Its two plants currently capture and store 10,000 tonnes of CO2 per year with financing from private funders and the sale of carbon credits.
To reach a million tonnes, Climeworks has said it will need several billion euros (dollars), as will other start-ups -- but the report warned such funding is highly uncertain at this stage.
To date, only the United States has announced a plan, worth $3.5 billion, dedicated specifically to carbon capture.
- Environmental risks -
The Center for Environmental Law (CIEL) said the report "highlights a concerning trend where carbon dioxide removal (CDR) is increasingly being touted as a solution to climate change".

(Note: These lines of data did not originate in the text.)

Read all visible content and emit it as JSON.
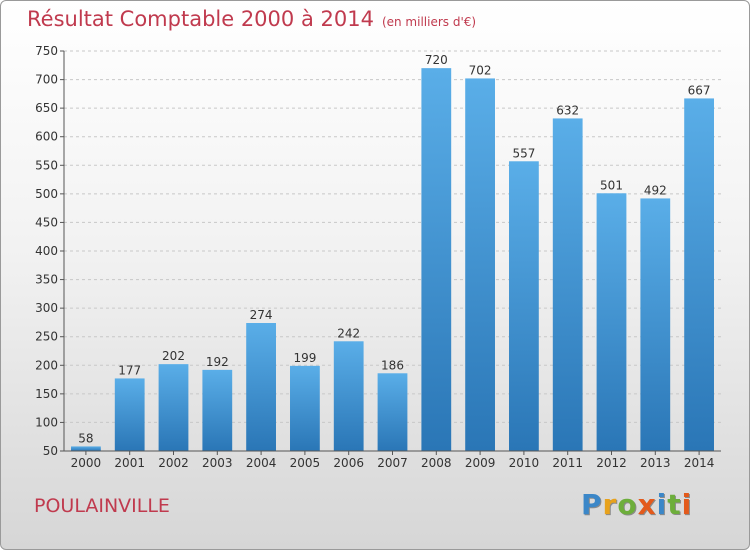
{
  "title": "Résultat Comptable 2000 à 2014",
  "subtitle": "(en milliers d'€)",
  "commune": "POULAINVILLE",
  "logo": {
    "letters": [
      "P",
      "r",
      "o",
      "x",
      "i",
      "t",
      "i"
    ],
    "colors": [
      "#3b87c8",
      "#e8a21c",
      "#6dae3b",
      "#e35a1c",
      "#3b87c8",
      "#6dae3b",
      "#e35a1c"
    ]
  },
  "colors": {
    "title": "#c03a4e",
    "bar_top": "#5aaee8",
    "bar_bottom": "#2a76b6",
    "axis": "#555555",
    "grid": "#c8c8c8"
  },
  "chart_data": {
    "type": "bar",
    "categories": [
      "2000",
      "2001",
      "2002",
      "2003",
      "2004",
      "2005",
      "2006",
      "2007",
      "2008",
      "2009",
      "2010",
      "2011",
      "2012",
      "2013",
      "2014"
    ],
    "values": [
      58,
      177,
      202,
      192,
      274,
      199,
      242,
      186,
      720,
      702,
      557,
      632,
      501,
      492,
      667
    ],
    "ylim": [
      50,
      750
    ],
    "yticks": [
      50,
      100,
      150,
      200,
      250,
      300,
      350,
      400,
      450,
      500,
      550,
      600,
      650,
      700,
      750
    ],
    "grid": true,
    "xlabel": "",
    "ylabel": ""
  }
}
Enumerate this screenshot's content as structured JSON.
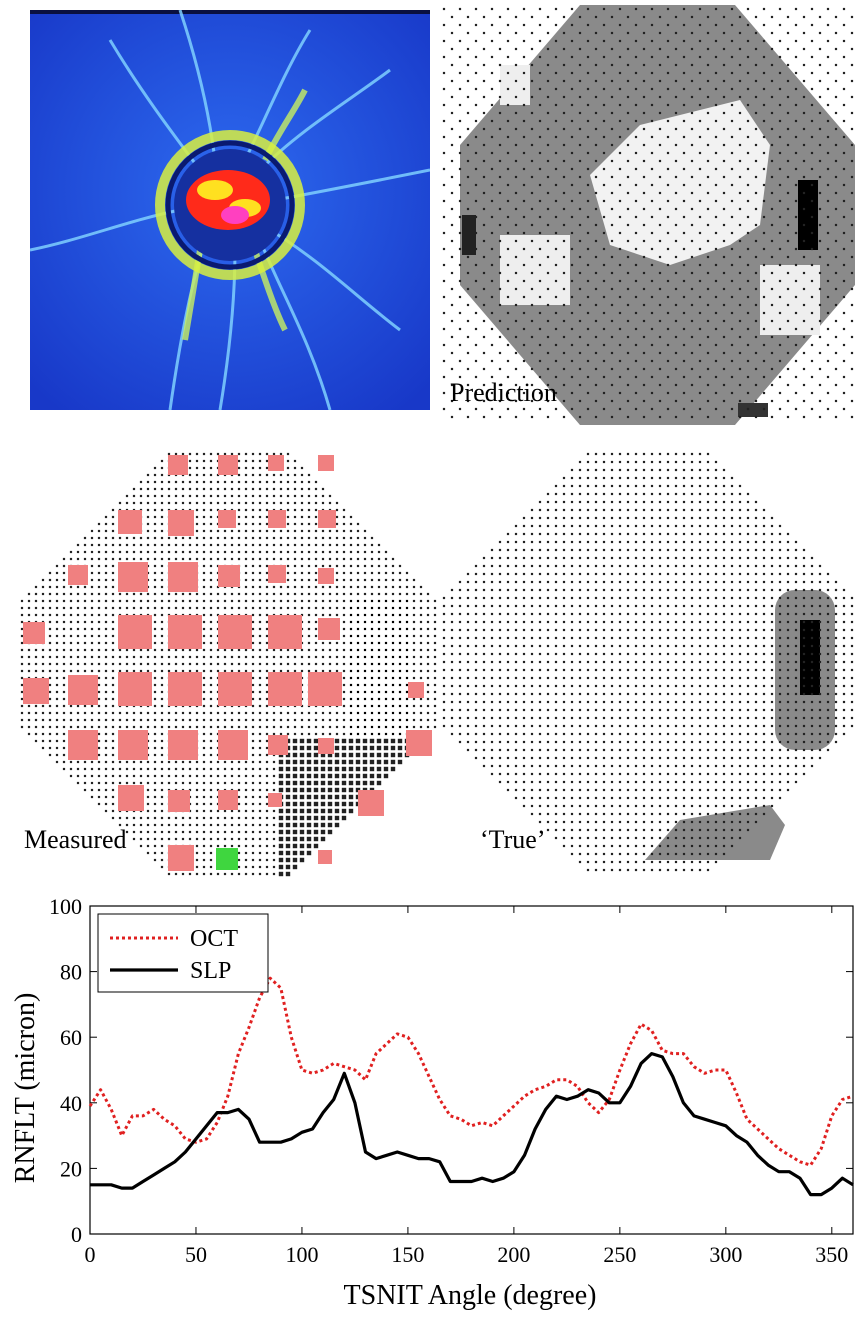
{
  "figure": {
    "panels": [
      {
        "id": "heatmap",
        "kind": "image",
        "description_label": ""
      },
      {
        "id": "prediction",
        "label": "Prediction"
      },
      {
        "id": "measured",
        "label": "Measured"
      },
      {
        "id": "true",
        "label": "‘True’"
      }
    ]
  },
  "colors": {
    "heatmap_background": "#1f4fd8",
    "grid_dot": "#000000",
    "prediction_gray": "#8a8a8a",
    "measured_red": "#f08080",
    "measured_green": "#3fd63f",
    "oct_line": "#e02020",
    "slp_line": "#000000"
  },
  "chart_data": {
    "type": "line",
    "title": "",
    "xlabel": "TSNIT Angle (degree)",
    "ylabel": "RNFLT (micron)",
    "xlim": [
      0,
      360
    ],
    "ylim": [
      0,
      100
    ],
    "xticks": [
      0,
      50,
      100,
      150,
      200,
      250,
      300,
      350
    ],
    "yticks": [
      0,
      20,
      40,
      60,
      80,
      100
    ],
    "legend_position": "top-left",
    "grid": false,
    "series": [
      {
        "name": "OCT",
        "style": "dotted",
        "color": "#e02020",
        "x": [
          0,
          5,
          10,
          15,
          20,
          25,
          30,
          35,
          40,
          45,
          50,
          55,
          60,
          65,
          70,
          75,
          80,
          85,
          90,
          95,
          100,
          105,
          110,
          115,
          120,
          125,
          130,
          135,
          140,
          145,
          150,
          155,
          160,
          165,
          170,
          175,
          180,
          185,
          190,
          195,
          200,
          205,
          210,
          215,
          220,
          225,
          230,
          235,
          240,
          245,
          250,
          255,
          260,
          265,
          270,
          275,
          280,
          285,
          290,
          295,
          300,
          305,
          310,
          315,
          320,
          325,
          330,
          335,
          340,
          345,
          350,
          355,
          360
        ],
        "values": [
          39,
          44,
          38,
          30,
          36,
          36,
          38,
          35,
          33,
          29,
          28,
          29,
          34,
          42,
          55,
          63,
          72,
          78,
          75,
          60,
          50,
          49,
          50,
          52,
          51,
          50,
          47,
          55,
          58,
          61,
          60,
          55,
          48,
          41,
          36,
          35,
          33,
          34,
          33,
          36,
          39,
          42,
          44,
          45,
          47,
          47,
          45,
          40,
          37,
          41,
          50,
          58,
          64,
          62,
          56,
          55,
          55,
          51,
          49,
          50,
          50,
          43,
          35,
          32,
          29,
          26,
          24,
          22,
          21,
          26,
          36,
          41,
          42
        ]
      },
      {
        "name": "SLP",
        "style": "solid",
        "color": "#000000",
        "x": [
          0,
          5,
          10,
          15,
          20,
          25,
          30,
          35,
          40,
          45,
          50,
          55,
          60,
          65,
          70,
          75,
          80,
          85,
          90,
          95,
          100,
          105,
          110,
          115,
          120,
          125,
          130,
          135,
          140,
          145,
          150,
          155,
          160,
          165,
          170,
          175,
          180,
          185,
          190,
          195,
          200,
          205,
          210,
          215,
          220,
          225,
          230,
          235,
          240,
          245,
          250,
          255,
          260,
          265,
          270,
          275,
          280,
          285,
          290,
          295,
          300,
          305,
          310,
          315,
          320,
          325,
          330,
          335,
          340,
          345,
          350,
          355,
          360
        ],
        "values": [
          15,
          15,
          15,
          14,
          14,
          16,
          18,
          20,
          22,
          25,
          29,
          33,
          37,
          37,
          38,
          35,
          28,
          28,
          28,
          29,
          31,
          32,
          37,
          41,
          49,
          40,
          25,
          23,
          24,
          25,
          24,
          23,
          23,
          22,
          16,
          16,
          16,
          17,
          16,
          17,
          19,
          24,
          32,
          38,
          42,
          41,
          42,
          44,
          43,
          40,
          40,
          45,
          52,
          55,
          54,
          48,
          40,
          36,
          35,
          34,
          33,
          30,
          28,
          24,
          21,
          19,
          19,
          17,
          12,
          12,
          14,
          17,
          15
        ]
      }
    ]
  }
}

"This focus on carbon removal technologies represents a dangerous distraction from what is urgently needed to tackle the climate crisis: a full, fast, fair, funded phase-out of all fossil fuels," said CIEL expert Lili Fuhr.
The removal of CO2 already in the atmosphere can be done through nature-based actions, such as planting forests, and also new technologies that store carbon underground or in repurposed material, but that only represents less than 0.1 percent of what is currently removed.
Technological removal methods include direct air capture with carbon storage (DACCS), capture after combustion of biomass (BECCS), the conversion of biomass into a bio-charcoal, or sprinkling crushed carbon-absorbing rocks on land or in the sea.
CIEL said some of these techniques, such as DACCS, "pose immense risks to ecosystems and communities".
Acknowledging the risks, the authors of Tuesday's report noted that some "methods have high environmental and ecosystem risks, while others have potential to generate co-benefits".
It acknowledged that conventional carbon dioxide removal, "if poorly executed", can pose risks to "biodiversity and food security".
While calling for rapid development of carbon capture technologies, the report said it should not deflect attention from efforts to reduce emissions.
"A failure to strongly reduce emissions from fossil fuels and from deforestation will put the Paris temperature goal out of reach, even if we have strong action on carbon removal," one of the report's authors, William Lamb, said at its presentation.